# An energy state

Part 4 in the quest for the hydrogen molecule

In this part I would like to focus on the energy of a particle. A particle can have kinetic and potential energy. Suppose a particle is in a state $$|\psi\rangle$$ where it has energy $$E$$, then how does that state look like? Is there only one such state or are there many? What are the position or momentum properties of such a state?

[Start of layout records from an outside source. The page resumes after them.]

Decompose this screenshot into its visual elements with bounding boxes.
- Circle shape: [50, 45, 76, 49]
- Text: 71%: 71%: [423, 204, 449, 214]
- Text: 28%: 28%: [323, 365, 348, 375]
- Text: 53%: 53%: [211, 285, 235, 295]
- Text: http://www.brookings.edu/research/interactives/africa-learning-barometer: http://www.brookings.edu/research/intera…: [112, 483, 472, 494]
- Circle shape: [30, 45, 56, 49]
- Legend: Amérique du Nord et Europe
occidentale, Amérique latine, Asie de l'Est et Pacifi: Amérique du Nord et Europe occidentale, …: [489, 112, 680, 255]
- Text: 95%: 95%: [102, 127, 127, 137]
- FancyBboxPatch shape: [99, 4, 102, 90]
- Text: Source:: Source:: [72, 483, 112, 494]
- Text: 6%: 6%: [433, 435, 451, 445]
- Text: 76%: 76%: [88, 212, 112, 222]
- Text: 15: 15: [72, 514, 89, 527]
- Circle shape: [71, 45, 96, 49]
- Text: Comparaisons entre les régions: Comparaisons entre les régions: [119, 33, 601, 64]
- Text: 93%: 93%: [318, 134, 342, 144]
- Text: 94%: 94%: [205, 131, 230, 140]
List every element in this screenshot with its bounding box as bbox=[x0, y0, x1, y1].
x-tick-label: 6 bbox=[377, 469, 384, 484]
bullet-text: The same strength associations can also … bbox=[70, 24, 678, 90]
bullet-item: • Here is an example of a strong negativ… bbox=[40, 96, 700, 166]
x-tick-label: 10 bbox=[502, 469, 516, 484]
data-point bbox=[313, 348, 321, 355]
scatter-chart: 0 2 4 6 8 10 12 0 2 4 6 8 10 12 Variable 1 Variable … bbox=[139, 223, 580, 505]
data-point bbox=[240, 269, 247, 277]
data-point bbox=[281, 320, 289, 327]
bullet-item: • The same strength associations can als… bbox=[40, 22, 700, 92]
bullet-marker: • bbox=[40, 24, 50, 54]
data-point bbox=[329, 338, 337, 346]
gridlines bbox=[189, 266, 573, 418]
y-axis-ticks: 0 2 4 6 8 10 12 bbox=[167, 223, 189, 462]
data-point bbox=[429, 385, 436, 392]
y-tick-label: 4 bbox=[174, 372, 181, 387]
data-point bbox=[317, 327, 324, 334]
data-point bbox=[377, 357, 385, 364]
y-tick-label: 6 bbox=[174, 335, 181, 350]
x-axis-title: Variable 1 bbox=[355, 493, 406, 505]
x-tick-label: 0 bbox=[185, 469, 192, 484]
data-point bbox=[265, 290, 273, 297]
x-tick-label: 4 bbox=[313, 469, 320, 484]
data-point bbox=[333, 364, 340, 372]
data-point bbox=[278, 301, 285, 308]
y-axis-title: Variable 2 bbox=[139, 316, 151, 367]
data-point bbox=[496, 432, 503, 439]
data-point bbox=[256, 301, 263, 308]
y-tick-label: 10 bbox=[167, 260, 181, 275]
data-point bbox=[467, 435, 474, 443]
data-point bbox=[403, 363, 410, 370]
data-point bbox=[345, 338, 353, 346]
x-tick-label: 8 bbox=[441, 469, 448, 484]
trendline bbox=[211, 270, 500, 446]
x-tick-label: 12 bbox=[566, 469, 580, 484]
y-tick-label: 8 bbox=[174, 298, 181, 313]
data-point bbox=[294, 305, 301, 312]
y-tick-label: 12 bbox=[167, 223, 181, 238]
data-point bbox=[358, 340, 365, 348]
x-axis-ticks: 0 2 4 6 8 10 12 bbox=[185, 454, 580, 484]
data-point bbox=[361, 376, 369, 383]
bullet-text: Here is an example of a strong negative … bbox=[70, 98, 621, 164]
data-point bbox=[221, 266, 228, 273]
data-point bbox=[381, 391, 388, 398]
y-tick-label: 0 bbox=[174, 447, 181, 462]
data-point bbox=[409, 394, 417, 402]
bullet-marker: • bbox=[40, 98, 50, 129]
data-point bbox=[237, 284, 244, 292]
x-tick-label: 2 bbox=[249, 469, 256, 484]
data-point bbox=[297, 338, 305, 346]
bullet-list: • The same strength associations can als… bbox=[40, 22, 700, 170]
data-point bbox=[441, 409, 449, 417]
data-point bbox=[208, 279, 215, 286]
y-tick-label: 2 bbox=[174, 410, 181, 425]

We have already seen that the position and the momentum of a particle are one and the same property. Interestingly, the energy of a particle will typically depend on its position and momentum. So the goal is to find a state that describes the position and the momentum properties of the particle so that it has energy $$E$$.

It turns out to be very useful to be able to write down in a formula the statement that “the value of property Q of state $$|\psi\rangle$$ is equal to q”. It is written like this:

$$\hat Q |\psi\rangle = q |\psi\rangle$$

We have put a little hat above the $$\hat Q$$ to denote that it measures the value of the property $$Q$$ of the state that is to the right of it, and we call $$\hat Q$$ an operator. Note that since this is quantum mechanics, not all properties of a state are necessarily well-defined. For example, the momentum property $$\hat p$$of a state $$|p\rangle$$ is well known:

$$\hat p |p\rangle = p |p\rangle,$$

but the position property $$\hat x$$ of that state:

$$\hat x |p\rangle = ???$$

is not really clear (at the moment).

Let’s get started with some actual physical results! To start things simple, we will take the simplest case of a free particle in one dimension. For a free particle, its energy is given by:

$$E=\frac{1}{2}mv^2 = \frac{p^2}{2m}.$$

As required, the energy of $$|\psi\rangle$$ must be $$E$$, we will put this down in an equation we will call the energy equation:

$$\hat E |\psi\rangle = E |\psi\rangle.$$

Now we just apply the procedure we have seen before: we know that $$|\psi\rangle$$ can be written as a superposition of position states$$|x\rangle$$ or of momentum states $$|p\rangle$$. Since the energy of the particle is related to its momentum, we choose the latter:

$$| \psi \rangle = \int_{-\infty}^{+\infty} \psi(p) |p \rangle dp,$$

So the question now becomes, what is the value of $$\psi(p)$$? We break down both the left and right side in the energy equation as a superposition of momentum states:

$$\hat E \int_{-\infty}^{+\infty} \psi(p) |p \rangle dp = E \int_{-\infty}^{+\infty} \psi(p) |p \rangle dp.$$

As stated before, we don’t know what $$\hat E$$ does with state $$|p \rangle$$, but no worries, we will replace it with the free-particle energy operator $$\frac{\hat p^2}{2m}$$ that measures its energy in terms of momentum!

$$\hat E \int_{-\infty}^{+\infty} \psi(p) |p \rangle dp =\\ \int_{-\infty}^{+\infty} \psi(p) \hat E |p \rangle dp =\\ \int_{-\infty}^{+\infty} \psi(p) \frac{\hat p^2}{2m} |p \rangle dp =\\ \int_{-\infty}^{+\infty} \psi(p) \frac{ p^2}{2m} |p \rangle dp.$$

Taking the last line and putting it back into the left side of the energy equation,

$$\int_{-\infty}^{+\infty} \frac{ p^2}{2m} \psi(p) |p \rangle dp= \int_{-\infty}^{+\infty} E \psi(p) |p \rangle dp,$$

we can conclude that, in order for the left and right sides to be equal, the integrand has to be equal for every value of $$p$$:

$$\frac{ p^2}{2m}\psi(p) = E \psi(p).$$

We find that $$\psi(p)$$ has to be $$0$$ whenever $$p^2 \neq 2mE$$. On the other hand, for $$p_-=-\sqrt{2mE}$$ and $$p_+=\sqrt{2mE}$$, $$\psi(p)$$ can take any value we like. Let’s call those values $$A$$ and $$B$$, so that we conclude that the states

$$|\psi\rangle=A|p_-\rangle+B|p_+\rangle$$

are the states with energy $$E$$. This may not seem too impressive to you, since what we find is basically what we expected: a state of a particle with momentum $$p_-=-\sqrt{2mE}$$, or a state of a particle with momentum $$p_+=\sqrt{2mE}$$, or any combination thereof, are the states with energy $$E$$. But we have done a proper quantum-mechanical derivation of this result, and that procedure will come in handy in the next installment.